SORU: İmam Şafii (rh.a)’in “Kur’ân bize yeter” deyip hadislerle ameli bırakanlar hakkındaki görüşü nedir?

CEVAP:

İmam Şafiî (rh.a)’e göre, Allah (c.c), Rasûlünün sünnetlerine uymayı emretmiş ve binaenaleyh sünnetlere uymak böylelikle farz kılınmıştır.

İmam Şafiî (rh.a) (Risâle’de, aşağıdaki) şu (hususları) söylemiş, İmam Beyhakî de onun bu sözünü “Medhal” adlı eserinde nakletmiştir:

1- Allah Teâlâ, Rasûlünü, İslam dini, farzlar ve Kur’ân’la ilgili olarak öyle bir yere koymuştur ki O’nu (s.a.v), farz kıldığı taatlar ile haram kıldığı masiyetlerin kendisiyle bilindiği bir meşale olarak insanlara gönderdiğini açıklamıştır. Ayrıca Zâtına imanla Rasûlüne imanı beraberce zikrederek Rasûlullah (s.a.v)’in faziletini beyan etmiştir. Allah (c.c) bunu şöyle ferman etmiştir: “Allah’a, peygamberine ve indirdiğimiz Kur’ân’a iman ediniz. Allah bütün yaptıklarınızdan haberdardır.” (Teğâbun, 64/8)

2- İmanın dışında kalan hususlar imana tabidir. İmanın tam olması ise Allah’a ve Rasûlüne beraberce inanma şartına bağlamıştır. Allah Teâlâ şöyle buyurmuştur: “Muhakkak müminler onlardır ki, Allah’a ve Rasûlüne iman etmişlerdir ve onun maiyetinde içtimai bir işle meşgul bulundukları zaman da ondan izin istemedikçe bırakıp gitmezler.” (Nur, 24/62)

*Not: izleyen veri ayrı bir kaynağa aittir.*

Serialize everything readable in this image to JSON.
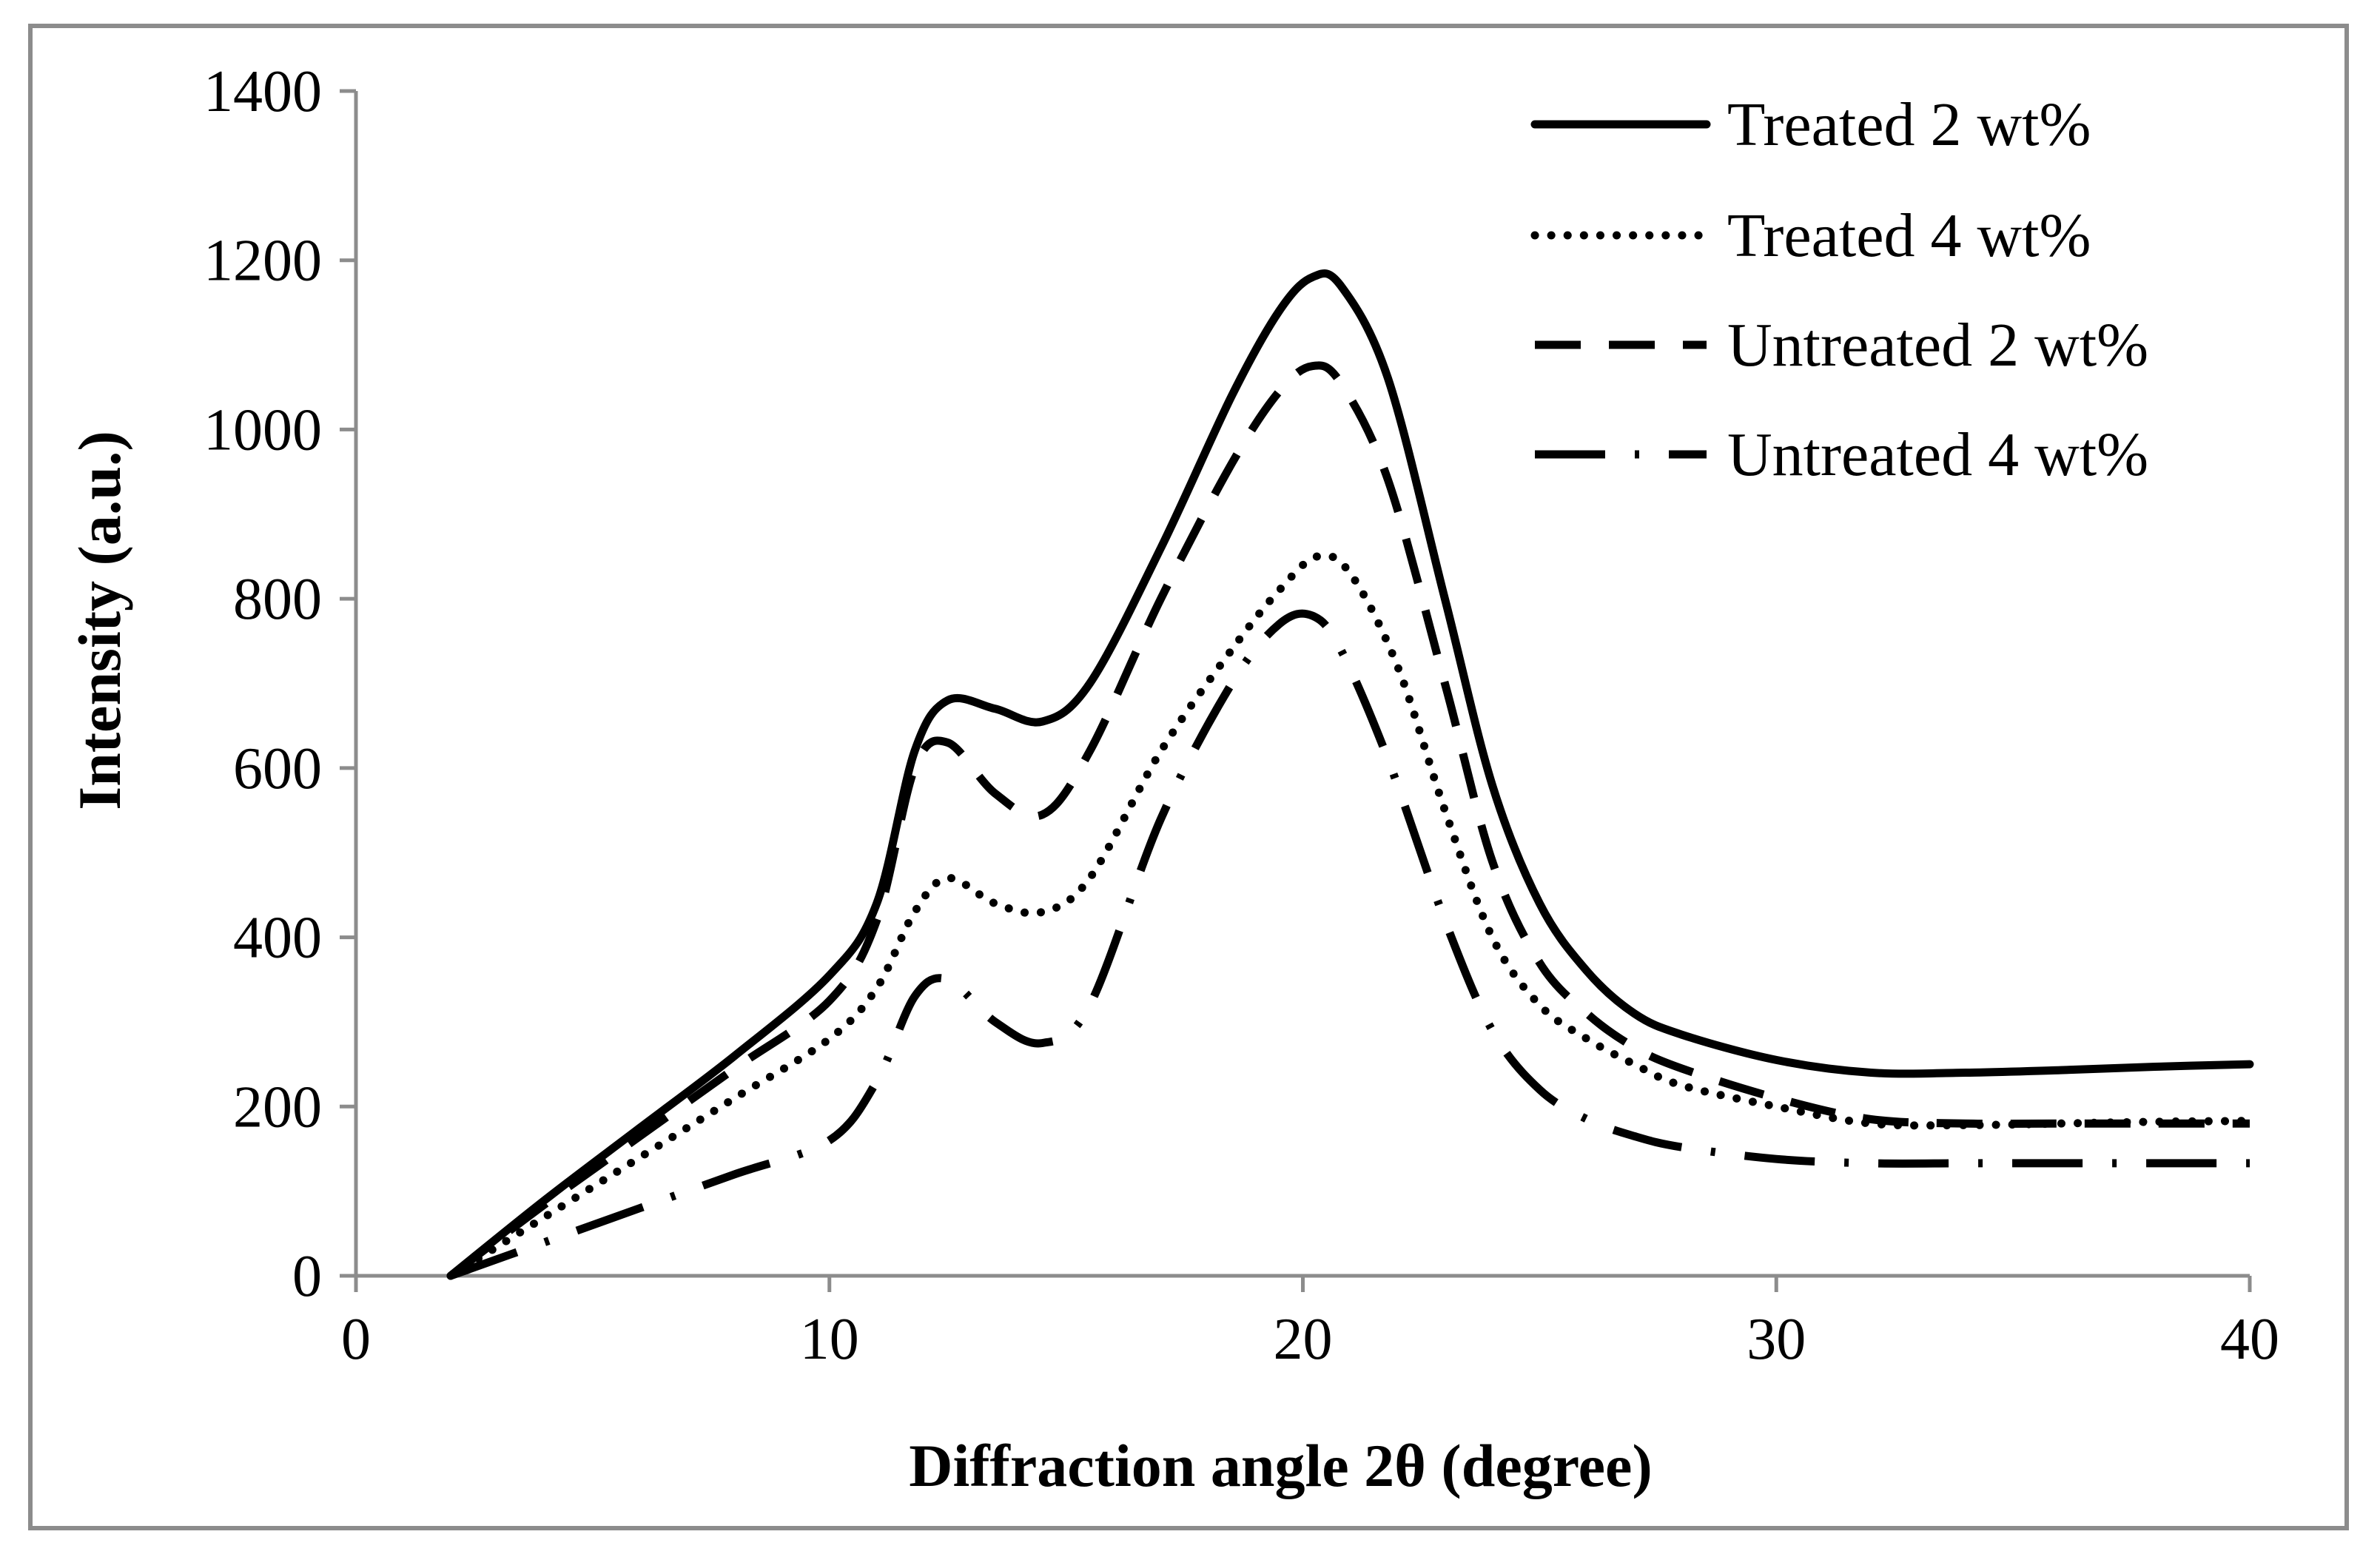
{
  "chart_data": {
    "type": "line",
    "title": "",
    "xlabel": "Diffraction angle 2θ (degree)",
    "ylabel": "Intensity (a.u.)",
    "xlim": [
      0,
      40
    ],
    "ylim": [
      0,
      1400
    ],
    "xticks": [
      0,
      10,
      20,
      30,
      40
    ],
    "yticks": [
      0,
      200,
      400,
      600,
      800,
      1000,
      1200,
      1400
    ],
    "x_tick_labels": [
      "0",
      "10",
      "20",
      "30",
      "40"
    ],
    "y_tick_labels": [
      "0",
      "200",
      "400",
      "600",
      "800",
      "1000",
      "1200",
      "1400"
    ],
    "grid": false,
    "legend_position": "top-right",
    "series": [
      {
        "name": "Treated 2 wt%",
        "style": "solid",
        "color": "#000000",
        "x": [
          2,
          4,
          6,
          8,
          10,
          11,
          11.8,
          12.5,
          13.5,
          14.5,
          15.5,
          17,
          18.5,
          19.5,
          20.2,
          20.8,
          21.8,
          23,
          24,
          25,
          26,
          27,
          28,
          30,
          32,
          34,
          36,
          38,
          40
        ],
        "y": [
          0,
          90,
          175,
          260,
          355,
          440,
          620,
          680,
          670,
          655,
          700,
          860,
          1040,
          1140,
          1180,
          1170,
          1060,
          800,
          580,
          440,
          360,
          310,
          285,
          255,
          240,
          240,
          243,
          247,
          250
        ]
      },
      {
        "name": "Treated 4 wt%",
        "style": "dotted",
        "color": "#000000",
        "x": [
          2,
          4,
          6,
          8,
          10,
          11,
          11.8,
          12.5,
          13.5,
          14.5,
          15.5,
          17,
          18.5,
          19.5,
          20.3,
          21,
          22,
          23,
          24,
          25,
          26,
          27,
          28,
          30,
          32,
          34,
          36,
          38,
          40
        ],
        "y": [
          0,
          70,
          140,
          210,
          280,
          340,
          430,
          470,
          440,
          430,
          470,
          620,
          740,
          810,
          850,
          830,
          720,
          550,
          400,
          320,
          280,
          250,
          225,
          200,
          180,
          178,
          180,
          182,
          183
        ]
      },
      {
        "name": "Untreated 2 wt%",
        "style": "dashed",
        "color": "#000000",
        "x": [
          2,
          4,
          6,
          8,
          10,
          11,
          11.8,
          12.5,
          13.5,
          14.5,
          15.5,
          17,
          18.5,
          19.5,
          20.2,
          20.8,
          21.8,
          23,
          24,
          25,
          26,
          27,
          28,
          30,
          32,
          34,
          36,
          38,
          40
        ],
        "y": [
          0,
          85,
          165,
          245,
          325,
          420,
          600,
          630,
          570,
          545,
          620,
          800,
          960,
          1045,
          1075,
          1055,
          940,
          700,
          490,
          370,
          310,
          270,
          245,
          210,
          185,
          180,
          180,
          180,
          180
        ]
      },
      {
        "name": "Untreated 4 wt%",
        "style": "dash-dot",
        "color": "#000000",
        "x": [
          2,
          4,
          6,
          8,
          10,
          11,
          11.8,
          12.5,
          13.5,
          14.5,
          15.5,
          17,
          18.5,
          19.5,
          20.2,
          20.8,
          21.8,
          23,
          24,
          25,
          26,
          27,
          28,
          30,
          32,
          34,
          36,
          38,
          40
        ],
        "y": [
          0,
          40,
          80,
          120,
          160,
          230,
          330,
          350,
          300,
          275,
          320,
          540,
          700,
          770,
          780,
          740,
          610,
          420,
          290,
          220,
          185,
          165,
          152,
          138,
          133,
          133,
          133,
          133,
          133
        ]
      }
    ]
  }
}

3- Allah Teâlâ bir ayette şöyle buyurmaktadır: “Ey iman edenler! Allah Teâlâ’ya itaat ediniz, peygambere de (itaat ediniz) ve sizden olan emir sahiplerine de itaatte bulununuz. Sonra bir şey hakkında ihtilafa düşerseniz, onu Allah Teâlâ’ya ve peygamberine arz ediniz.” (Nisa, 4/59) İlim ehlinden bazıları bu ayette geçen “emir sahipleri”’nden muradın “Rasûlullah (s.a.v)’in gönderdiği seriyyelerin komutanları” olduğunu söylemişlerdir. “İhtilafa düşerseniz” sözünün manası da “bir şeyde anlaşmazlığa düşerseniz” demektir. “İhtilafa düşerseniz” diye kastedilenler de “seriyyeye katılanlar ve itaat etmekle emrolundukları komutanlarıdır.” “Onu, Allah Teâlâ’ya ve peygamberine arz ediniz” kavlinden murad ise, “Allah’ın ve Rasûlünün sözüne bakın” demektir.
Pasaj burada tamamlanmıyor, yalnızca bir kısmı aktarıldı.